Providing mentors with such resources and guidance offers them the capacity to engage in the mentoring process more fully, ultimately offering more strategic and targeted support to early-career educators.
Many students are already using AI tools for school work. The question with which school leaders and teachers need to grapple isn’t whether students should use AI but when and how they use AI. The answers to that question depend greatly on grade level, content area, and access to technology. However, here are some general ideas and considerations for student use of AI.
Create Clear AI Guidelines
Students need clear guidelines for how and when they can use AI. Without such guidelines, students may (knowingly or unknowingly) use AI unethically, teachers and students might have conflicts over the use of AI, and there may be discrepancies or biases in student data across classrooms.
As mentioned, guidelines will look different across contexts; however, here are some general questions to help inform your school’s guidelines:
- When are students allowed to use AI? When are students not allowed to use AI?
- How do students need to disclose their use of AI?
- What skills do students need to learn to use AI ethnically? Who is responsible for teaching those skills?
- How is AI incorporated into our academic dishonesty/plagiarism policy?
Generate Feedback on Student Work
One way that students might use AI in the classroom is to generate feedback on their own original work. For example, if a student writes an essay, they might input their essay into a tool like ChatGPT and ask for specific feedback: Give me three ways I can improve the supportive details in my essay. Students can then engage in a revision process based on this feedback and write a reflection on whether the feedback the AI tool generated was useful.
Similarly, in a math classroom, if students are struggling with multi-step concepts, each student could input their answers and detail their process into an AI tool and ask it to break down where they are making mistakes and how to correct them. Then, students can write a reflection about which step(s) they misunderstood and what they learned from the AI feedback. Teachers could use those student reflections to develop targeted support for students.
Identify Bias in AI
AI is not without its biases, particularly as we think about content areas that rely more on subjective interpretations: History, English Language Arts, Art, Social Studies, etc.
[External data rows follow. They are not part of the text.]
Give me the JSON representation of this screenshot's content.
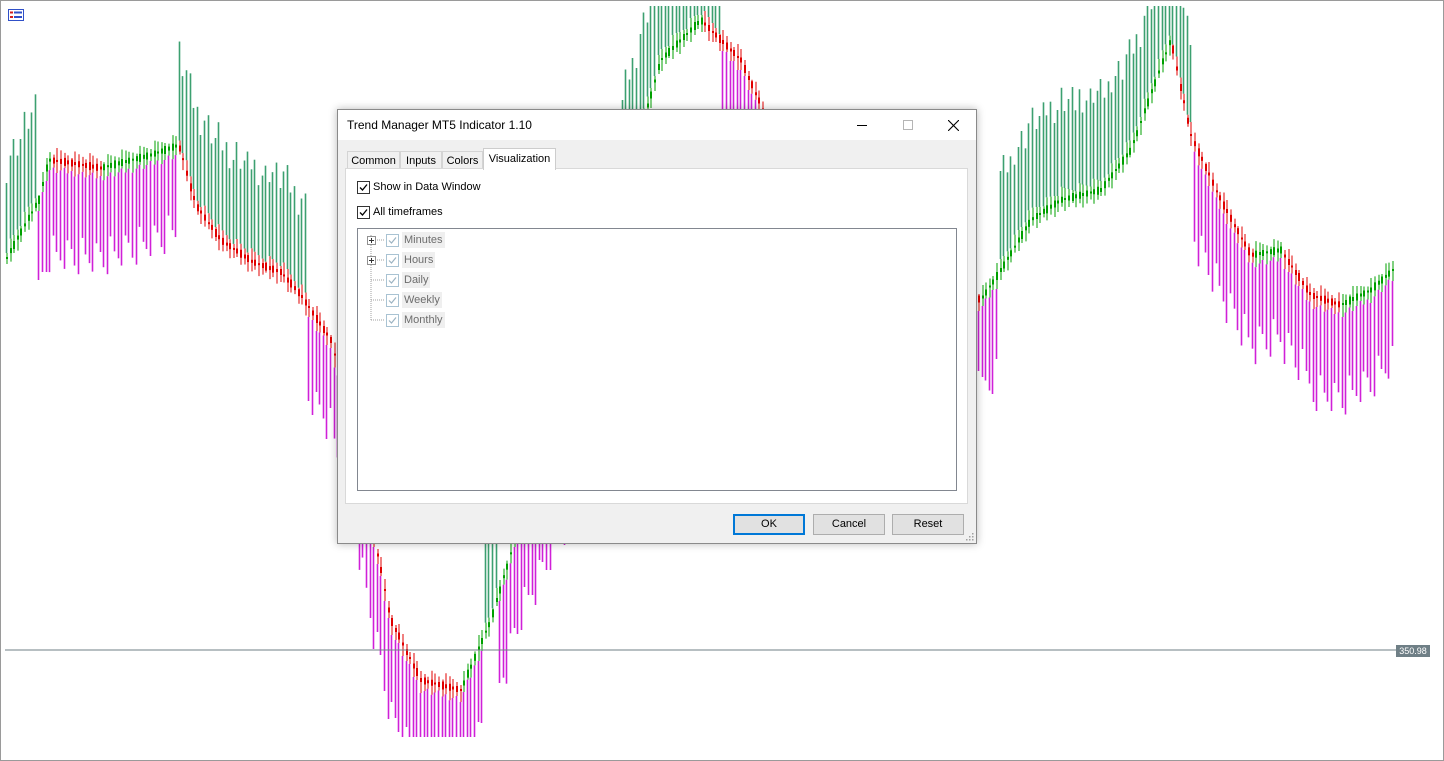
{
  "chart": {
    "price_label": "350.98",
    "colors": {
      "bull_candle": "#00a000",
      "bear_candle": "#e00000",
      "up_histogram": "#3ca070",
      "down_histogram": "#d020d8",
      "price_line": "#6f7f86"
    }
  },
  "dialog": {
    "title": "Trend Manager MT5 Indicator 1.10",
    "tabs": [
      {
        "label": "Common"
      },
      {
        "label": "Inputs"
      },
      {
        "label": "Colors"
      },
      {
        "label": "Visualization"
      }
    ],
    "active_tab": "Visualization",
    "show_in_data_window": {
      "label": "Show in Data Window",
      "checked": true
    },
    "all_timeframes": {
      "label": "All timeframes",
      "checked": true
    },
    "timeframes": [
      {
        "label": "Minutes",
        "expandable": true,
        "checked": true
      },
      {
        "label": "Hours",
        "expandable": true,
        "checked": true
      },
      {
        "label": "Daily",
        "expandable": false,
        "checked": true
      },
      {
        "label": "Weekly",
        "expandable": false,
        "checked": true
      },
      {
        "label": "Monthly",
        "expandable": false,
        "checked": true
      }
    ],
    "buttons": {
      "ok": "OK",
      "cancel": "Cancel",
      "reset": "Reset"
    }
  }
}
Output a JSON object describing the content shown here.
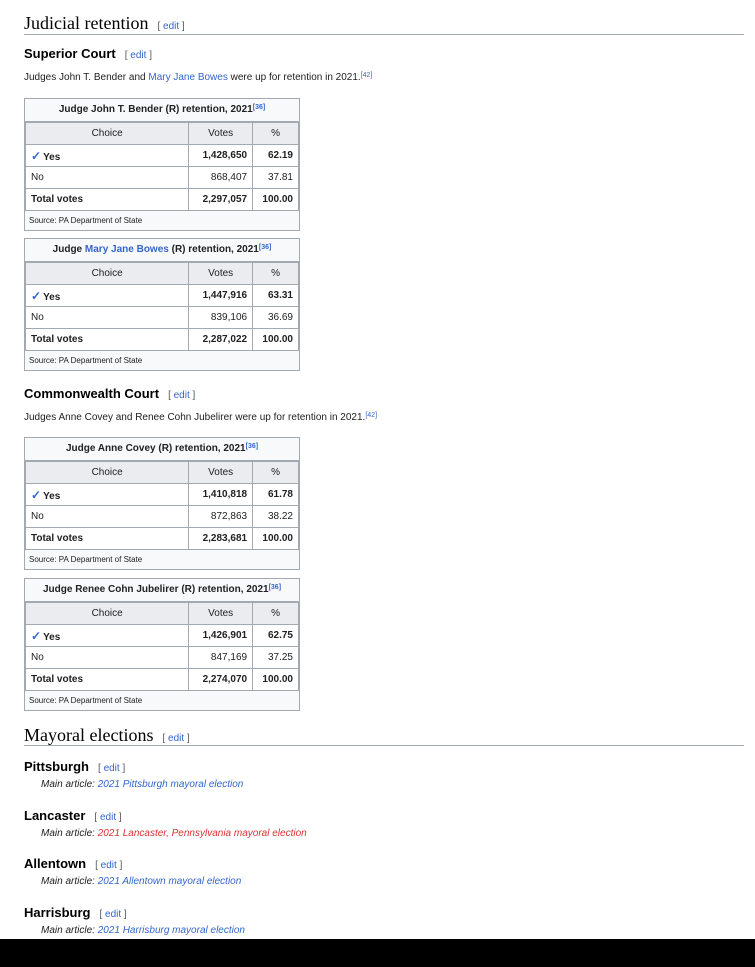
{
  "edit_label": "edit",
  "judicial": {
    "heading": "Judicial retention",
    "superior": {
      "heading": "Superior Court",
      "intro": {
        "pre": "Judges John T. Bender and ",
        "link": "Mary Jane Bowes",
        "post": " were up for retention in 2021.",
        "ref": "[42]"
      }
    },
    "commonwealth": {
      "heading": "Commonwealth Court",
      "intro": {
        "pre": "Judges Anne Covey and Renee Cohn Jubelirer were up for retention in 2021.",
        "ref": "[42]"
      }
    }
  },
  "tables": [
    {
      "title_pre": "Judge John T. Bender (R) retention, 2021",
      "title_link": "",
      "title_post": "",
      "ref": "[36]",
      "headers": [
        "Choice",
        "Votes",
        "%"
      ],
      "yes": {
        "choice": "Yes",
        "votes": "1,428,650",
        "pct": "62.19"
      },
      "no": {
        "choice": "No",
        "votes": "868,407",
        "pct": "37.81"
      },
      "total": {
        "choice": "Total votes",
        "votes": "2,297,057",
        "pct": "100.00"
      },
      "source": "Source: PA Department of State"
    },
    {
      "title_pre": "Judge ",
      "title_link": "Mary Jane Bowes",
      "title_post": " (R) retention, 2021",
      "ref": "[36]",
      "headers": [
        "Choice",
        "Votes",
        "%"
      ],
      "yes": {
        "choice": "Yes",
        "votes": "1,447,916",
        "pct": "63.31"
      },
      "no": {
        "choice": "No",
        "votes": "839,106",
        "pct": "36.69"
      },
      "total": {
        "choice": "Total votes",
        "votes": "2,287,022",
        "pct": "100.00"
      },
      "source": "Source: PA Department of State"
    },
    {
      "title_pre": "Judge Anne Covey (R) retention, 2021",
      "title_link": "",
      "title_post": "",
      "ref": "[36]",
      "headers": [
        "Choice",
        "Votes",
        "%"
      ],
      "yes": {
        "choice": "Yes",
        "votes": "1,410,818",
        "pct": "61.78"
      },
      "no": {
        "choice": "No",
        "votes": "872,863",
        "pct": "38.22"
      },
      "total": {
        "choice": "Total votes",
        "votes": "2,283,681",
        "pct": "100.00"
      },
      "source": "Source: PA Department of State"
    },
    {
      "title_pre": "Judge Renee Cohn Jubelirer (R) retention, 2021",
      "title_link": "",
      "title_post": "",
      "ref": "[36]",
      "headers": [
        "Choice",
        "Votes",
        "%"
      ],
      "yes": {
        "choice": "Yes",
        "votes": "1,426,901",
        "pct": "62.75"
      },
      "no": {
        "choice": "No",
        "votes": "847,169",
        "pct": "37.25"
      },
      "total": {
        "choice": "Total votes",
        "votes": "2,274,070",
        "pct": "100.00"
      },
      "source": "Source: PA Department of State"
    }
  ],
  "mayoral": {
    "heading": "Mayoral elections",
    "main_prefix": "Main article: ",
    "cities": [
      {
        "name": "Pittsburgh",
        "article": "2021 Pittsburgh mayoral election"
      },
      {
        "name": "Lancaster",
        "article": "2021 Lancaster, Pennsylvania mayoral election"
      },
      {
        "name": "Allentown",
        "article": "2021 Allentown mayoral election"
      },
      {
        "name": "Harrisburg",
        "article": "2021 Harrisburg mayoral election"
      }
    ]
  },
  "colors": {
    "link": "#3366cc",
    "redlink": "#dd3333",
    "border": "#a2a9b1",
    "header_bg": "#eaecf0"
  }
}
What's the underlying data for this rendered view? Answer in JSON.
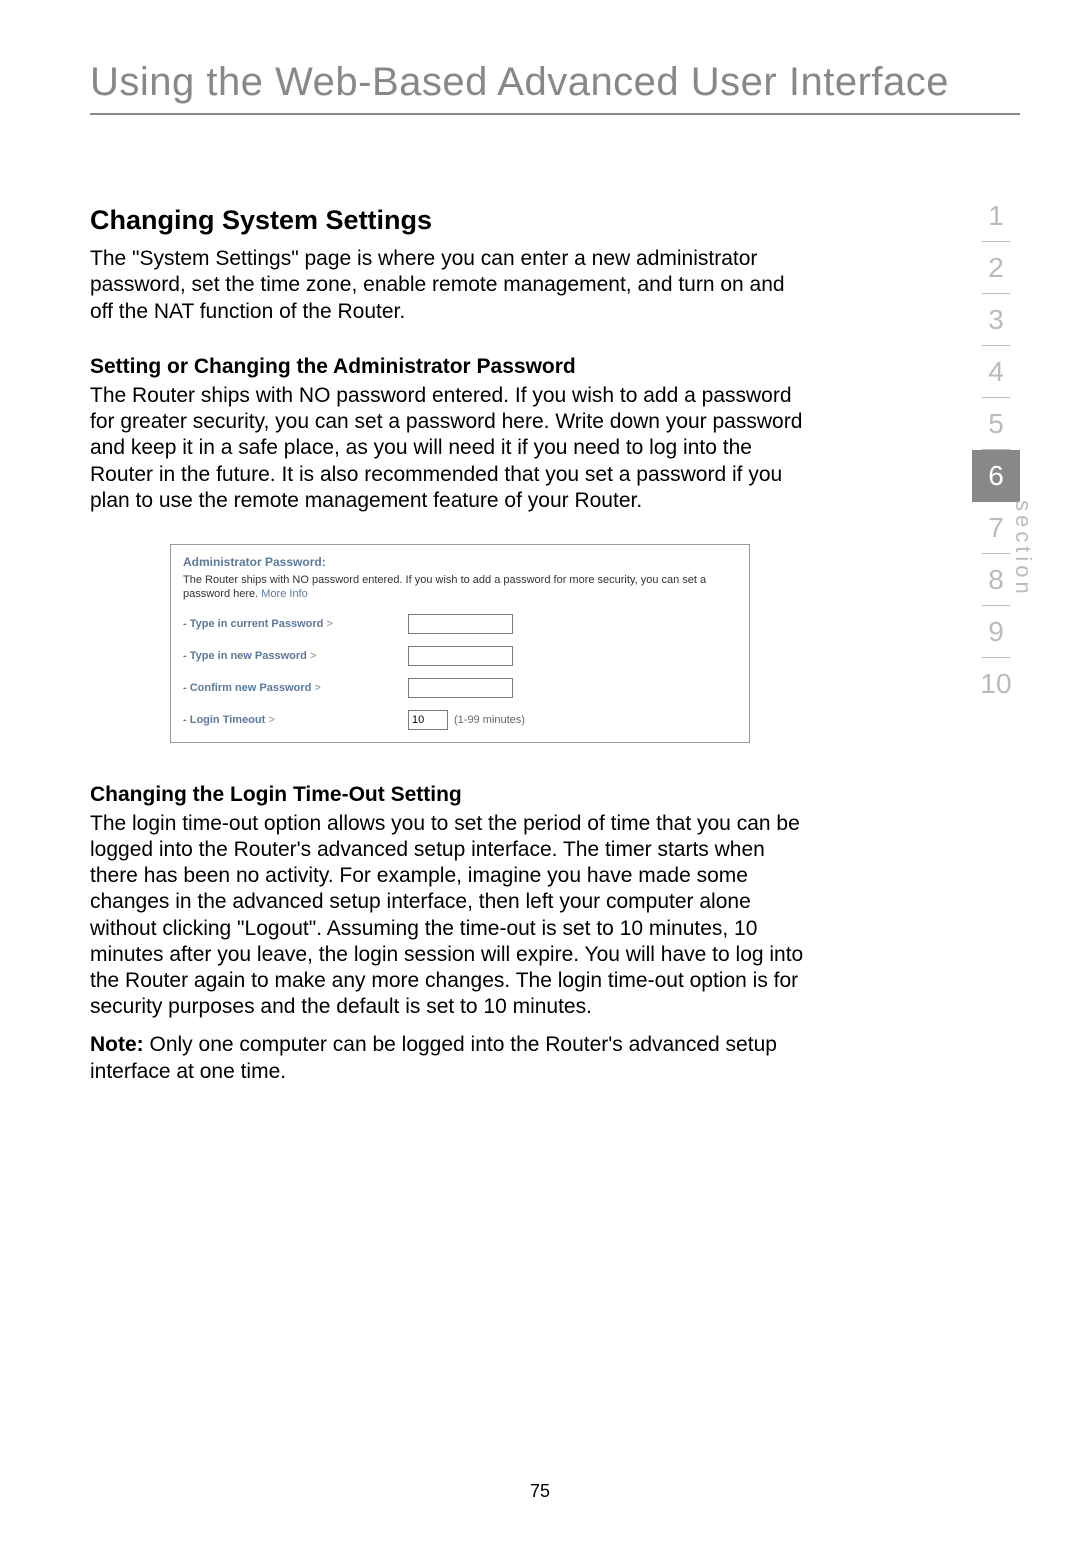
{
  "page_title": "Using the Web-Based Advanced User Interface",
  "h2": "Changing System Settings",
  "intro": "The \"System Settings\" page is where you can enter a new administrator password, set the time zone, enable remote management, and turn on and off the NAT function of the Router.",
  "sec1_h3": "Setting or Changing the Administrator Password",
  "sec1_p": "The Router ships with NO password entered. If you wish to add a password for greater security, you can set a password here. Write down your password and keep it in a safe place, as you will need it if you need to log into the Router in the future. It is also recommended that you set a password if you plan to use the remote management feature of your Router.",
  "panel": {
    "title": "Administrator Password:",
    "desc": "The Router ships with NO password entered. If you wish to add a password for more security, you can set a password here. ",
    "more_info": "More Info",
    "row1": "- Type in current Password ",
    "row2": "- Type in new Password ",
    "row3": "- Confirm new Password ",
    "row4": "- Login Timeout ",
    "gt": ">",
    "timeout_value": "10",
    "timeout_unit": "(1-99 minutes)"
  },
  "sec2_h3": "Changing the Login Time-Out Setting",
  "sec2_p": "The login time-out option allows you to set the period of time that you can be logged into the Router's advanced setup interface. The timer starts when there has been no activity. For example, imagine you have made some changes in the advanced setup interface, then left your computer alone without clicking \"Logout\". Assuming the time-out is set to 10 minutes, 10 minutes after you leave, the login session will expire. You will have to log into the Router again to make any more changes. The login time-out option is for security purposes and the default is set to 10 minutes.",
  "note_label": "Note:",
  "note_text": " Only one computer can be logged into the Router's advanced setup interface at one time.",
  "nav": {
    "items": [
      "1",
      "2",
      "3",
      "4",
      "5",
      "6",
      "7",
      "8",
      "9",
      "10"
    ],
    "active_index": 5,
    "word": "section"
  },
  "page_number": "75"
}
Teachers and students can input questions into an AI tool that aligns with their unit of study. In an English Language Arts unit on poetry, for example, students might ask: Which poets are best known for utilizing nontraditional forms? What are emerging trends in poetry and which poets exemplify those trends? Students can then analyze the responses to those questions: Is the AI generator favoring poets who share particular backgrounds? Is the AI generator favoring poets from a particular time in history? Engaging in this process helps students to understand that AI tools are not infallible and to develop critical media literacies.
Because AI is so new, the ways we think about and engage with AI are constantly changing and evolving. Rather than reject it entirely, teachers and school leaders can advocate for its responsible and ethical use by developing clear procedures and strategies for utilizing AI in both their own professional tasks and in their teaching. BetterLesson is here to help schools navigate that process.